Unveiling LLMs: The Evolution of Latent Representations in a Dynamic Knowledge Graph
Marco Bronzini, Carlo Nicolini, Bruno Lepri, Jacopo Staiano, Andrea Passerini
TL;DR
The paper tackles how LLMs internally encode factual knowledge for claim verification and introduces an end-to-end framework that decodes this latent information into ground predicates using activation patching, then represents the results as a dynamic knowledge graph that evolves across model layers. By applying this approach to FEVER and CLIMATE-FEVER with a 7B LLaMA2 model, the authors demonstrate both local interpretability (entity centrality and multi-hop reasoning) and global interpretability (layer-wise evolution patterns and transaction points). The key contributions are: (i) an activation-patching pipeline that converts token representations into structured facts without training, (ii) a graph-based representation capturing the temporal evolution of knowledge, and (iii) analyses revealing how factual information shifts from word-level to claim-level facts and how representation errors can lead to incorrect evaluations. These insights advance mechanistic interpretability and offer a framework for diagnosing and understanding the factual knowledge resolution process in LLMs with practical implications for bias and reliability.
Abstract
Large Language Models (LLMs) demonstrate an impressive capacity to recall a vast range of factual knowledge. However, understanding their underlying reasoning and internal mechanisms in exploiting this knowledge remains a key research area. This work unveils the factual information an LLM represents internally for sentence-level claim verification. We propose an end-to-end framework to decode factual knowledge embedded in token representations from a vector space to a set of ground predicates, showing its layer-wise evolution using a dynamic knowledge graph. Our framework employs activation patching, a vector-level technique that alters a token representation during inference, to extract encoded knowledge.

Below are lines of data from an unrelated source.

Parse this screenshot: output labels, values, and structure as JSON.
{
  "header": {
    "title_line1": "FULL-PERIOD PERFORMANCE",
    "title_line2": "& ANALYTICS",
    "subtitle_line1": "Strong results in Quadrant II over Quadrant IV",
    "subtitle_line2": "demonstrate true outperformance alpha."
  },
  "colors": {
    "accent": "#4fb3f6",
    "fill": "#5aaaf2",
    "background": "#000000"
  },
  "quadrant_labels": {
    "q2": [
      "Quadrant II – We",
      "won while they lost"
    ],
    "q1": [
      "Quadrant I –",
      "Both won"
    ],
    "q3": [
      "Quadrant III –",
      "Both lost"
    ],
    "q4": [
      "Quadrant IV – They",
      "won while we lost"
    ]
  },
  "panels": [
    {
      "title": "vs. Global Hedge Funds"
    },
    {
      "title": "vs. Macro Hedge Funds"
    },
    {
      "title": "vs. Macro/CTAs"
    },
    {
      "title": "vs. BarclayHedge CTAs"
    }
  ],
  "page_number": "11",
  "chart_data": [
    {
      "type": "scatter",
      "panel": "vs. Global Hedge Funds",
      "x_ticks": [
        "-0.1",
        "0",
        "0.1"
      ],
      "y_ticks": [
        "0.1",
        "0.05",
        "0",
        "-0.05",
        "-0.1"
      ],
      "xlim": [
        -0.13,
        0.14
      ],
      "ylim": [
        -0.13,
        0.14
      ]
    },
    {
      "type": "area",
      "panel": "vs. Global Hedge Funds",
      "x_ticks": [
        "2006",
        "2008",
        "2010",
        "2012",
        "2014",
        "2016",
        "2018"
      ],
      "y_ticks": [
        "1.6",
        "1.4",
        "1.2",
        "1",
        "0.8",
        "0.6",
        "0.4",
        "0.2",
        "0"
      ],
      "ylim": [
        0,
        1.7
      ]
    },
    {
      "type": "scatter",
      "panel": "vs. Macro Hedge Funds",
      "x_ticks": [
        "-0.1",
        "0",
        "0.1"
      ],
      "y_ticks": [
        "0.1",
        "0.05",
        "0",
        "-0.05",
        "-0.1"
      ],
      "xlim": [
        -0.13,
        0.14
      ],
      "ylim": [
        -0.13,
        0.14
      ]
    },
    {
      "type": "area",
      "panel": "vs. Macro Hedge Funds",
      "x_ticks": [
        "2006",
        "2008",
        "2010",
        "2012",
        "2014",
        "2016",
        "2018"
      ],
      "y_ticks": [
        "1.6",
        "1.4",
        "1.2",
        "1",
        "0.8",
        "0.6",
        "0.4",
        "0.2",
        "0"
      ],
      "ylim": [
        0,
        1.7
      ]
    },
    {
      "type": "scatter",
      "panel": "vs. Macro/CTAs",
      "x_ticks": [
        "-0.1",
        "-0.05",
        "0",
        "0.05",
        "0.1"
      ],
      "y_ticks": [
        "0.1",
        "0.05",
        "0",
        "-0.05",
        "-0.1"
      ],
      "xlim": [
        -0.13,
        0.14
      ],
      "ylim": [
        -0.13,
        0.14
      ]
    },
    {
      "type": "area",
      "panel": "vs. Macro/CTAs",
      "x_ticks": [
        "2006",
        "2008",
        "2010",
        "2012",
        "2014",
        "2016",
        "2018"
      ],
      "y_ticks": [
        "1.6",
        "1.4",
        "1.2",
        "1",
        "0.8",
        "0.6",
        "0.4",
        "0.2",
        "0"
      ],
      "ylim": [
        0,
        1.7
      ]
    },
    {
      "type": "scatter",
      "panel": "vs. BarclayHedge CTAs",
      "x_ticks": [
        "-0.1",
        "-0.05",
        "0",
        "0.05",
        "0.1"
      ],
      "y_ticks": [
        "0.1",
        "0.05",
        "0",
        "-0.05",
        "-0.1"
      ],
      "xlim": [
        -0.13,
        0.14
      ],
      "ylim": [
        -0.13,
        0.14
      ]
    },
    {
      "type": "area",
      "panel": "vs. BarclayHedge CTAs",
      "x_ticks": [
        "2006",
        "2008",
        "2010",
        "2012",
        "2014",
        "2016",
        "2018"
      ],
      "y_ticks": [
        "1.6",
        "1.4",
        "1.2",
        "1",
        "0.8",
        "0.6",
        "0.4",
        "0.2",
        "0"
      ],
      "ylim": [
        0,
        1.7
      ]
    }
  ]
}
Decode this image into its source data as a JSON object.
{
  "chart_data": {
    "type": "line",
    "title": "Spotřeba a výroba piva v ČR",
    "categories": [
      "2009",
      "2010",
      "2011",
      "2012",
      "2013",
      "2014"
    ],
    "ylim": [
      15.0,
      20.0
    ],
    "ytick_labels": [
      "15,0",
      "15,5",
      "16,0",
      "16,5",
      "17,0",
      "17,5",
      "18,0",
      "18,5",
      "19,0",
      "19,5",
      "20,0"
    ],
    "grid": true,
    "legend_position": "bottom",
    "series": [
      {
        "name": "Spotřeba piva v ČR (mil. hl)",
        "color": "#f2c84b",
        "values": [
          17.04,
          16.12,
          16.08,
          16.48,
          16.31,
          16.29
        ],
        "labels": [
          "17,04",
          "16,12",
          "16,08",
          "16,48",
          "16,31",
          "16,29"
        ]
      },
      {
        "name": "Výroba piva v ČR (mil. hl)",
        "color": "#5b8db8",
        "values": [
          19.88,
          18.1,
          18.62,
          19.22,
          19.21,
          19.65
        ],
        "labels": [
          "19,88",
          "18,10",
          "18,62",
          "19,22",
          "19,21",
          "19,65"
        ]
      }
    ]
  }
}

Accordingly, we neither rely on training nor external models. Using factual and common-sense claims from two claim verification datasets, we showcase interpretability analyses at local and global levels. The local analysis highlights entity centrality in LLM reasoning, from claim-related information and multi-hop reasoning to representation errors causing erroneous evaluation. On the other hand, the global reveals trends in the underlying evolution, such as word-based knowledge evolving into claim-related facts. By interpreting semantics from LLM latent representations and enabling graph-related analyses, this work enhances the understanding of the factual knowledge resolution process.